階層分類；多元分類； SVM ；特徵詞挑選

並列摘要

This study presents a hierarchical multi-class text classification framework based on the characteristics of enterprise documents. The multi-class classifiers are based on Support Vector Machines using an one-against-one approach. The features used by each classifier are selected using DF (Document Frequency) and CC (Correlated Coefficient). We conducted experiments on two different datasets; one contains enterprise documents from IC a local equipment manufacture and the other contains mainland china news. The experimental results show that our proposed method performed well on both datasets and ran faster than a non-hierarchical approach.

並列關鍵字

Multi-class Classification ； Hierarchical Classification ； Support Vector Machines ； Feature Selection ； Text Categorization

參考文獻

[1] 平震宇，『一個適用於行動裝置的網頁搜尋結果分群系統之研究』，元智大學，資訊管理研究所碩士論文，2007。

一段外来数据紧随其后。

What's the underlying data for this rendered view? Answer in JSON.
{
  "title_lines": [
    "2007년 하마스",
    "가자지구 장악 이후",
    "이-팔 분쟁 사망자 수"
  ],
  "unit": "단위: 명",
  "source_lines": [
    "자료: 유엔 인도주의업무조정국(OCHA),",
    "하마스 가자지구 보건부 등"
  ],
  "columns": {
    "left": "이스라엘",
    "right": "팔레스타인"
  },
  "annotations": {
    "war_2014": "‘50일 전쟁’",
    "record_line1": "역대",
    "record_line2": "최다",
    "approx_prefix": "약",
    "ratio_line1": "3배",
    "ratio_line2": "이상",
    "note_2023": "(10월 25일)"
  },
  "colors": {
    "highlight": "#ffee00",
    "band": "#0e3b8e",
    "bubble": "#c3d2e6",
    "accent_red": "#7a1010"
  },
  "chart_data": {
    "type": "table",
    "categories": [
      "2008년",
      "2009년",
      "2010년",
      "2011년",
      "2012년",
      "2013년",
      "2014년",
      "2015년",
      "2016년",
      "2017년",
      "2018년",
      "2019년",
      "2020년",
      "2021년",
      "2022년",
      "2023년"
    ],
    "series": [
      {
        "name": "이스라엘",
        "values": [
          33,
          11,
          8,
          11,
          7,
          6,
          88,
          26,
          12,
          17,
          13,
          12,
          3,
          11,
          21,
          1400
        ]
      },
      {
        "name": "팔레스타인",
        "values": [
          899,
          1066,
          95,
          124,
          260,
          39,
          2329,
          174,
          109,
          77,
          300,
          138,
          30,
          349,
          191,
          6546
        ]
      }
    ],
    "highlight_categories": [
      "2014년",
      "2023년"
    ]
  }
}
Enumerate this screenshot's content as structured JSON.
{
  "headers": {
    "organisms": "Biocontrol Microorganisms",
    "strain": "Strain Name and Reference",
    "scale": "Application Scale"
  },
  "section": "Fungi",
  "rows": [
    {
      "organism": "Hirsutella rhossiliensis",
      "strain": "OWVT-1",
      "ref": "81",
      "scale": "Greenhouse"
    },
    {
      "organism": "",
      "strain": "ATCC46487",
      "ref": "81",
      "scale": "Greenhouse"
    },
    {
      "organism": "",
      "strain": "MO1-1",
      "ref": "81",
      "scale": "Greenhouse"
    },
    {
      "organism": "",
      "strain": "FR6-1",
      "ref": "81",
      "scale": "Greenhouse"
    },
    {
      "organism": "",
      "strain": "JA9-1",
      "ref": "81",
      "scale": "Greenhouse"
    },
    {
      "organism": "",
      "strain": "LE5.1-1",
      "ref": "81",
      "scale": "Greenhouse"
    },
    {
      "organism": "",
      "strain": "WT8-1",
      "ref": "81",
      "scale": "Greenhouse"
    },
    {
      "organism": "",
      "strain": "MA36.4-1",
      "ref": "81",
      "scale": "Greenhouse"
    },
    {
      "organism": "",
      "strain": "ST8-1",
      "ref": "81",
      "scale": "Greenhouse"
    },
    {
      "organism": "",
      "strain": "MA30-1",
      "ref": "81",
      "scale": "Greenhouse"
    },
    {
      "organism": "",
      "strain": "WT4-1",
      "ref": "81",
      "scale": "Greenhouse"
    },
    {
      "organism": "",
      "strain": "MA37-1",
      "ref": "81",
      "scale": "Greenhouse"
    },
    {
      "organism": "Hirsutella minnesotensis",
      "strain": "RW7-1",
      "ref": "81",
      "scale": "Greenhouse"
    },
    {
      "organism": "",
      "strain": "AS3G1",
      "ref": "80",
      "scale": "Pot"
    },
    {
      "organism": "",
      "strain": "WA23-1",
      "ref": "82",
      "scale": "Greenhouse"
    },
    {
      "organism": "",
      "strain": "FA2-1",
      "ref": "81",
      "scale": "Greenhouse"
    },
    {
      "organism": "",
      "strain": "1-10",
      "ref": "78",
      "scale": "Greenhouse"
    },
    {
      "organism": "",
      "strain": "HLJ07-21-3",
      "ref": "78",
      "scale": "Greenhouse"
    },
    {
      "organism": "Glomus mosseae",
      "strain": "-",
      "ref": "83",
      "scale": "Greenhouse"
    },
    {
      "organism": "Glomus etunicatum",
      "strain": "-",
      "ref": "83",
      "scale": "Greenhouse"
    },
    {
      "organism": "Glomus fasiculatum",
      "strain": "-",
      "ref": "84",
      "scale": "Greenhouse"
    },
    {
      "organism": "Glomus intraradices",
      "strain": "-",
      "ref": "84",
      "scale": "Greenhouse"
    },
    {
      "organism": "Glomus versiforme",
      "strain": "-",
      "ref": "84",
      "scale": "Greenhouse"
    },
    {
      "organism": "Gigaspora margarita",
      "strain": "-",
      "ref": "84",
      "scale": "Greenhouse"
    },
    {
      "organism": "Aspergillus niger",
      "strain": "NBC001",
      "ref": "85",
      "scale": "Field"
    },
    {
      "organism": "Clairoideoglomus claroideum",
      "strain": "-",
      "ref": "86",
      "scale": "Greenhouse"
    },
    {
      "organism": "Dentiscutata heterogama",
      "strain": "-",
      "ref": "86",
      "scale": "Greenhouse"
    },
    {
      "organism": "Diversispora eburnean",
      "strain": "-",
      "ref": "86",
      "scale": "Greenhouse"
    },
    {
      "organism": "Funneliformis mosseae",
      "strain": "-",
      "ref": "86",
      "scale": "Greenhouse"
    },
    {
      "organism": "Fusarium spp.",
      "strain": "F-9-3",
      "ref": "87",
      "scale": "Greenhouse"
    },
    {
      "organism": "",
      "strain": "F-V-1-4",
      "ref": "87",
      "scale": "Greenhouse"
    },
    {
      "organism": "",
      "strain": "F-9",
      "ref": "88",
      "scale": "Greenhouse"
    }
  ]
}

[3] Bottou, L. et al. “Comparison of classifier methods: a case study in handwriting digit recognition,” In Proceedings of ICPR-94, IEEE Computer Society Press, Los Alamitos, CA, 1994, pp. 77–87.

[4] Chang, C.-C. and C.-J. Lin (2001). LIBSVM: a library for support vector machines. Software available at http://www.csie.ntu.edu.tw/~cjlin/libsvm.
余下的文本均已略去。